Il faudra donc attendre d’autres temps, et un autre ministre, pour que soit reconnue le fait que l’expression « rythmes scolaires » recouvre simplement l’emploi du temps des élèves, et que celui-ci dépend largement de l’emploi du temps des enseignants et de celui des parents. Il faudra aussi attendre pour que soit reconnu qu’une réflexion sur ce que les élèves font réellement en classe, devrait précéder la réflexion sur les emplois du temps.

Le ministre a aussi annoncé son intention de revenir sur l’assouplissement de  la carte scolaire, dont "toutes les études montrent les effets négatifs", et d’ailleurs "les premiers résultats de la concertation vont dans ce sens". Autant dire que la décision est prise.

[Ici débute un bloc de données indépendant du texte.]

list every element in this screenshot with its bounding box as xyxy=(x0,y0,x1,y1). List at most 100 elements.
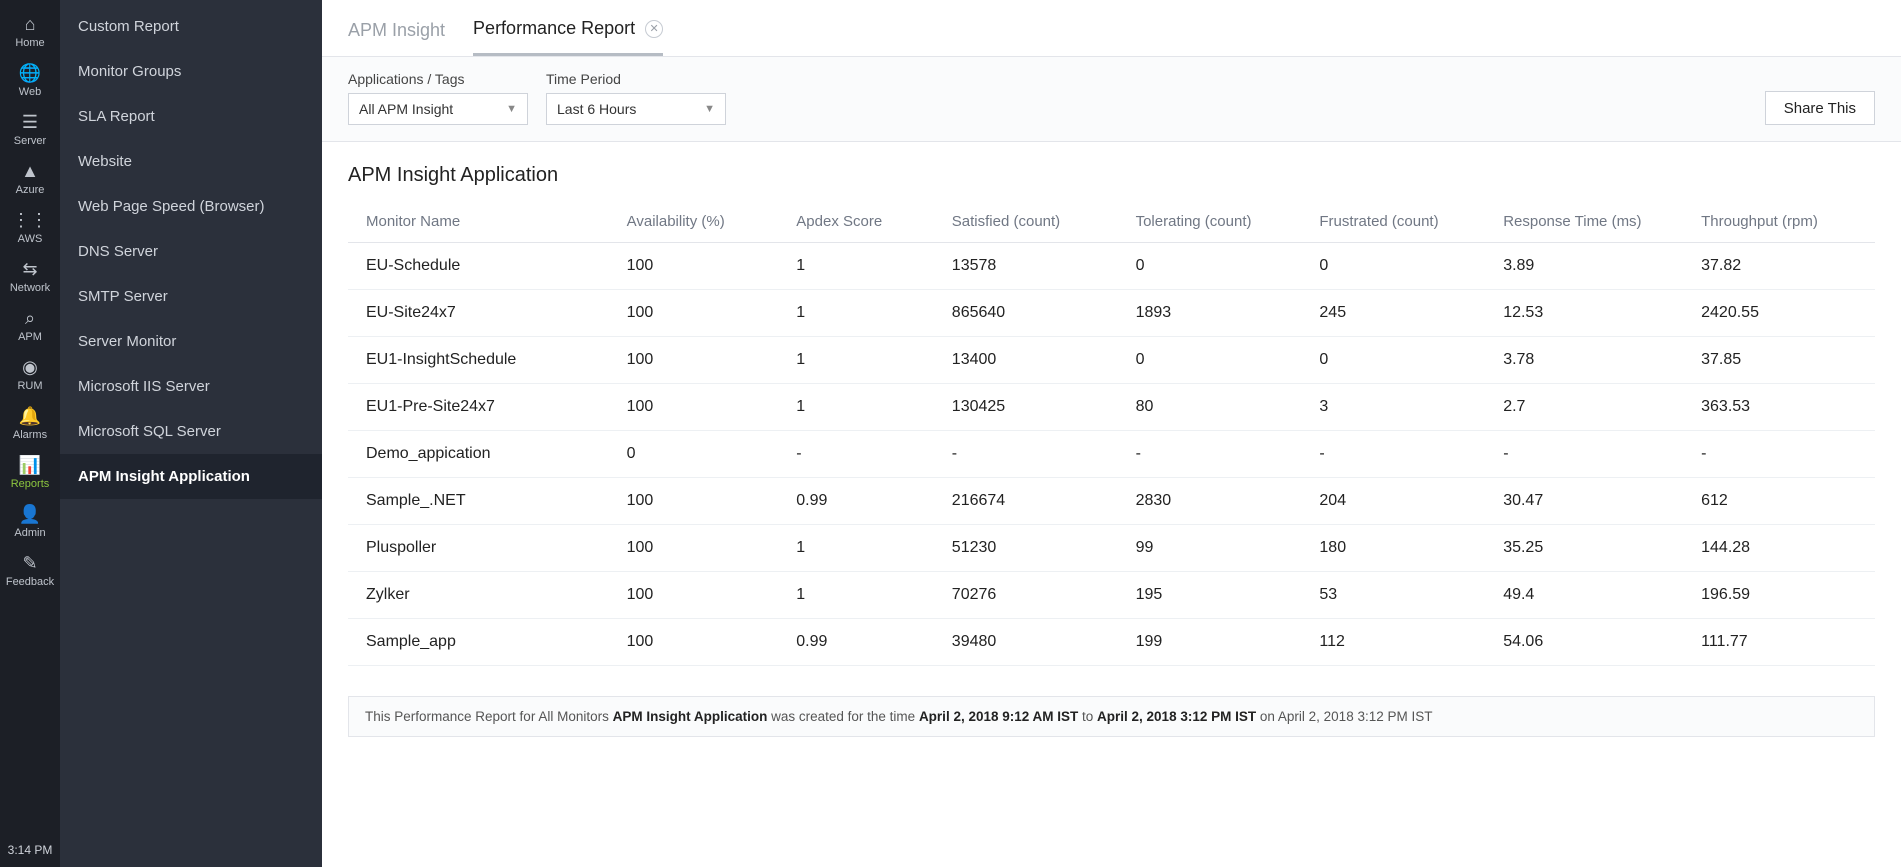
cell-avail: 100 xyxy=(617,337,787,384)
cell-tol: 1893 xyxy=(1126,290,1310,337)
cell-tol: 2830 xyxy=(1126,478,1310,525)
cell-apdex: 1 xyxy=(786,337,942,384)
column-header[interactable]: Tolerating (count) xyxy=(1126,201,1310,243)
column-header[interactable]: Satisfied (count) xyxy=(942,201,1126,243)
filter-time-period: Time Period Last 6 Hours ▼ xyxy=(546,71,726,125)
tab-bar: APM Insight Performance Report ✕ xyxy=(322,0,1901,57)
cell-rt: 2.7 xyxy=(1493,384,1691,431)
cell-rt: 49.4 xyxy=(1493,572,1691,619)
sidebar-item-website[interactable]: Website xyxy=(60,139,322,184)
table-row[interactable]: Zylker1001702761955349.4196.59 xyxy=(348,572,1875,619)
cell-fru: 53 xyxy=(1309,572,1493,619)
home-icon: ⌂ xyxy=(20,14,40,34)
rail-item-feedback[interactable]: ✎Feedback xyxy=(0,545,60,594)
cell-rt: 3.89 xyxy=(1493,243,1691,290)
chevron-down-icon: ▼ xyxy=(704,103,715,115)
rail-item-label: Network xyxy=(10,282,50,294)
cell-name: EU-Schedule xyxy=(348,243,617,290)
column-header[interactable]: Frustrated (count) xyxy=(1309,201,1493,243)
cell-name: EU1-InsightSchedule xyxy=(348,337,617,384)
performance-table: Monitor NameAvailability (%)Apdex ScoreS… xyxy=(348,201,1875,666)
table-row[interactable]: EU-Schedule100113578003.8937.82 xyxy=(348,243,1875,290)
cell-avail: 100 xyxy=(617,572,787,619)
cell-rt: - xyxy=(1493,431,1691,478)
sidebar-item-monitor-groups[interactable]: Monitor Groups xyxy=(60,49,322,94)
cell-name: Zylker xyxy=(348,572,617,619)
rail-item-label: AWS xyxy=(18,233,43,245)
rail-clock: 3:14 PM xyxy=(8,833,53,867)
rail-item-rum[interactable]: ◉RUM xyxy=(0,349,60,398)
close-icon[interactable]: ✕ xyxy=(645,20,663,38)
cell-tp: 111.77 xyxy=(1691,619,1875,666)
sidebar-item-dns-server[interactable]: DNS Server xyxy=(60,229,322,274)
cell-fru: 204 xyxy=(1309,478,1493,525)
column-header[interactable]: Response Time (ms) xyxy=(1493,201,1691,243)
rail-item-alarms[interactable]: 🔔Alarms xyxy=(0,398,60,447)
feedback-icon: ✎ xyxy=(20,553,40,573)
cell-avail: 100 xyxy=(617,243,787,290)
sidebar-item-smtp-server[interactable]: SMTP Server xyxy=(60,274,322,319)
report-sidebar: Custom ReportMonitor GroupsSLA ReportWeb… xyxy=(60,0,322,867)
rail-item-azure[interactable]: ▲Azure xyxy=(0,153,60,202)
cell-sat: 865640 xyxy=(942,290,1126,337)
footnote-text: to xyxy=(1082,709,1097,724)
rail-item-server[interactable]: ☰Server xyxy=(0,104,60,153)
applications-select[interactable]: All APM Insight ▼ xyxy=(348,93,528,125)
time-period-select[interactable]: Last 6 Hours ▼ xyxy=(546,93,726,125)
cell-sat: 130425 xyxy=(942,384,1126,431)
table-row[interactable]: EU1-Pre-Site24x710011304258032.7363.53 xyxy=(348,384,1875,431)
cell-tp: 363.53 xyxy=(1691,384,1875,431)
sidebar-item-sla-report[interactable]: SLA Report xyxy=(60,94,322,139)
sidebar-item-custom-report[interactable]: Custom Report xyxy=(60,4,322,49)
sidebar-item-server-monitor[interactable]: Server Monitor xyxy=(60,319,322,364)
cell-apdex: 1 xyxy=(786,525,942,572)
sidebar-item-microsoft-iis-server[interactable]: Microsoft IIS Server xyxy=(60,364,322,409)
rail-item-label: RUM xyxy=(17,380,42,392)
cell-fru: 0 xyxy=(1309,337,1493,384)
cell-apdex: 0.99 xyxy=(786,478,942,525)
sidebar-item-web-page-speed-browser-[interactable]: Web Page Speed (Browser) xyxy=(60,184,322,229)
rail-item-web[interactable]: 🌐Web xyxy=(0,55,60,104)
cell-fru: 3 xyxy=(1309,384,1493,431)
column-header[interactable]: Throughput (rpm) xyxy=(1691,201,1875,243)
column-header[interactable]: Monitor Name xyxy=(348,201,617,243)
cell-tol: 80 xyxy=(1126,384,1310,431)
rail-item-reports[interactable]: 📊Reports xyxy=(0,447,60,496)
rail-item-admin[interactable]: 👤Admin xyxy=(0,496,60,545)
table-row[interactable]: Sample_app1000.993948019911254.06111.77 xyxy=(348,619,1875,666)
table-row[interactable]: EU-Site24x71001865640189324512.532420.55 xyxy=(348,290,1875,337)
cell-tol: - xyxy=(1126,431,1310,478)
tab-apm-insight[interactable]: APM Insight xyxy=(348,20,445,55)
cell-avail: 0 xyxy=(617,431,787,478)
tab-performance-report[interactable]: Performance Report ✕ xyxy=(473,18,663,56)
sidebar-item-microsoft-sql-server[interactable]: Microsoft SQL Server xyxy=(60,409,322,454)
table-row[interactable]: EU1-InsightSchedule100113400003.7837.85 xyxy=(348,337,1875,384)
time-period-select-value: Last 6 Hours xyxy=(557,101,636,117)
table-row[interactable]: Sample_.NET1000.99216674283020430.47612 xyxy=(348,478,1875,525)
cell-sat: 39480 xyxy=(942,619,1126,666)
tab-label: Performance Report xyxy=(473,18,635,39)
cell-avail: 100 xyxy=(617,290,787,337)
column-header[interactable]: Apdex Score xyxy=(786,201,942,243)
rail-item-home[interactable]: ⌂Home xyxy=(0,6,60,55)
footnote-app-name: APM Insight Application xyxy=(613,709,768,724)
rail-item-apm[interactable]: ⌕APM xyxy=(0,300,60,349)
rail-item-aws[interactable]: ⋮⋮AWS xyxy=(0,202,60,251)
sidebar-item-apm-insight-application[interactable]: APM Insight Application xyxy=(60,454,322,499)
cell-tp: 144.28 xyxy=(1691,525,1875,572)
table-row[interactable]: Pluspoller1001512309918035.25144.28 xyxy=(348,525,1875,572)
table-row[interactable]: Demo_appication0------ xyxy=(348,431,1875,478)
applications-select-value: All APM Insight xyxy=(359,101,453,117)
cell-apdex: 1 xyxy=(786,572,942,619)
cell-tol: 195 xyxy=(1126,572,1310,619)
column-header[interactable]: Availability (%) xyxy=(617,201,787,243)
admin-icon: 👤 xyxy=(20,504,40,524)
cell-apdex: 1 xyxy=(786,290,942,337)
cell-fru: 112 xyxy=(1309,619,1493,666)
reports-icon: 📊 xyxy=(20,455,40,475)
filter-time-label: Time Period xyxy=(546,71,726,87)
nav-rail: ⌂Home🌐Web☰Server▲Azure⋮⋮AWS⇆Network⌕APM◉… xyxy=(0,0,60,867)
rail-item-network[interactable]: ⇆Network xyxy=(0,251,60,300)
main-content: APM InsightPerformance Report✕ Applicati… xyxy=(322,0,1901,867)
share-button[interactable]: Share This xyxy=(1765,91,1875,125)
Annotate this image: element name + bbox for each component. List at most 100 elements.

La concertation n’a pas dû faire une large place aux parents de milieux modestes qui ont profité d’une liberté retrouvée pour retirer leurs enfants d’écoles ou de collèges "poubelle", où ils les voyaient en grand danger d’être mal instruits et contre-éduqués. Ces parents ont vraisemblablement eu des avocats dans la concertation, mais que faire contre la "totalité des études" ?
Il est évidemment plus simple d’édicter des règlements qui d’ailleurs ne s’imposeront qu’aux parents les plus démunis, que de chercher sur le terrain les raisons pour lesquelles certains établissements ont perdu des élèves, trouver les mesures correctives, décider, et obtenir que le nécessaire soit fait.
Une autre décision ne pouvait attendre : celle de supprimer les évaluations CE1 et CM2 créées par Xavier Darcos. Ces évaluations étaient imparfaites mais perfectibles. La fatalité (?) a voulu qu’elles soient constamment dégradées depuis trois ans. Les voici condamnées, et on verra plus tard ce qu’il convient de faire. Peut-être Vincent Peillon songe-t-il déjà à bouter Pisa hors de France ?
Au passage, le ministre nous a informés qu’il n’était pas favorable à la suppression des notes. Mais il a ajouté qu’il y a plusieurs façons de noter. Autrement dit, il est en réalité pour la suppression de la notation telle qu’on la comprend depuis toujours dans les disciplines académiques.

Les bonnes intentions

 

Nous devons toutefois porter à son crédit deux bonnes intentions (peut-être en a-t-il manifesté d’autres) :
– Il a autorisé la publication de 17 rapports d’inspection générale que Luc Chatel avaient mis au placard. Nous avons d’ailleurs commenté sur notre site l’excellent rapport sur la Maternelle. L’avenir dira si le ministre persiste dans sa volonté de transparence, contre les habitudes bien ancrées à l’Education nationale. Un bon début serait de renoncer à la langue de bois dans les réponses aux questions des parlementaires.
– Il a aussi manifesté la louable intention de mettre fin à l’un des plus grands scandales de son ministère : l’affectation en CP d’instituteurs débutants, alors qu’il s’agit d’une mission difficile, aggravée par des nominations dans les zones dites sensibles, anciennement ZEP, zones où la mission, pour un débutant, est carrément impossible. Nous connaissons le processus par lequel les intentions et même les décisions de ministres peuvent se perdre dans les méandres de l’administration. Aussi faudra-t-il attendre pour voir ce qu’il en sera réellement.
Il est trop tôt pour conclure.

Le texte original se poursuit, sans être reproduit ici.